- Born: c. 1961 Palestine
- Education: University of Essex (LLM), American University in Cairo (MA)
- Occupations: human rights activist, women's rights activist
- Known for: General Director of the Women's Center For Legal Aid and Counseling (WCLAC)

= Randa Siniora =

Palestinian human rights defender

Randa George Yacoub Siniora (born c. 1961) is a Palestinian human rights and women's rights activist. She has documented human rights violations in the occupied Palestinian territories for three decades, and is currently general director of the Women’s Center for Legal Aid and Counseling (WCLAC) in Jerusalem.

==Life==
Randa Siniora studied at the University of Essex in the United Kingdom, gaining an LLM in International Human Rights Law, and at the American University in Cairo, gaining an MA degree in Sociology-Anthropology. Her MA thesis, a study of women textile workers in the West Bank, producing goods for Israeli companies, was later published by the American University. Here Siniora applied the dependency theory of Arghiri Emmanuel and Samir Amin to the Palestinian situation. To explain the relatively low levels of political and labour organization amongst women, she emphasised the social continuities of the patriarchal structures which controlled women at home and at work:

employers need not use force in order to control ... workers. Instead, they continuously try to establish a paternalistic relationship with [them]. They try to convince them that they are in the position of their fathers at the workshop, and that they are their 'supporters' and 'protectors'.

From 1987 to 1997 Siniora was Legal Researcher and Coordinator of the Women's Rights Program at the human rights organization Al-Haq. Her efforts to build consensus on the need for legal changes to protect women were interrupted by the First Intifada:

it became impossible to focus exclusively on legal and social aspects of women's rights, with human-rights violations taking place against Palestinian women every day. Now our main task is documenting those violations.

From 1997 to 2001 Siniora was Head of Networking and Advocacy at the Women's Center for Legal Aid and Counseling. From 2001 to 2005 she was General Director of Al-Haq.

From September 2007 until June 2015 Siniora was the Senior Executive Director of the Independent Commission for Human Rights (ICHR) in Palestine. In 2015 she became General Director of the Women’s Center for Legal Aid and Counseling.

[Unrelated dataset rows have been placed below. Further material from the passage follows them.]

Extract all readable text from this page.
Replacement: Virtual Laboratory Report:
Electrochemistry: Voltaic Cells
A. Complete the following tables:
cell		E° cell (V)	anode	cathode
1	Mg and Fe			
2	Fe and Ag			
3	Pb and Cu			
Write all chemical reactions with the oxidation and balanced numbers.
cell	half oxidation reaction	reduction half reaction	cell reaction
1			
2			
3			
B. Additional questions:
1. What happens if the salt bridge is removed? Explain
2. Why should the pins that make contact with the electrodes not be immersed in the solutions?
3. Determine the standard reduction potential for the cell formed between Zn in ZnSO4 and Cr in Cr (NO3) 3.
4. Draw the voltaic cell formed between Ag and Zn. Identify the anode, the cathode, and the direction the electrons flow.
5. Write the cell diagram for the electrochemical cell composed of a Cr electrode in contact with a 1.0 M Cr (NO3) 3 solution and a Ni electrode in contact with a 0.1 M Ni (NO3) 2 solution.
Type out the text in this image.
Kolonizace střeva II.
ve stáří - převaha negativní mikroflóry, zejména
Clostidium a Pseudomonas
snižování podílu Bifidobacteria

In October 2018 Siniora became the first female Palestinian campaigner to address the United Nations Security Council. Siniora raised the issue of the high rate of domestic violence, and the increasing rate of femicide in the occupied territories. She also raised the broader issue of women's political exclusion:

The Israeli occupation and the resulting humanitarian crisis are deeply gendered and exacerbate existing gender inequalities. Women disproportionately endure the violence of occupation borne by all Palestinians, and often with gender-specific consequences [...] Little space has been made to integrate Palestinian women’s concerns into key political processes, including for achieving Palestinian statehood or for national reconciliation. Representation of women in key decision-making positions, including in Palestinian Authority institutions, is barely 5 percent.

==Works==
- Palestinian Labor in a Dependent Economy: Women Workers in the West Bank Clothing Industry. Cairo Papers in Social Science, Vol. 12, Monograph 3. Cairo: American University in Cairo Press.
- 'Lobbying for a Palestinian Family Law: The Experience of the Palestinian Model Parliament: Women and Legislation'. Paper for the Conference on Islamic Family Law in the Middle East and North Africa, Amman, 2000.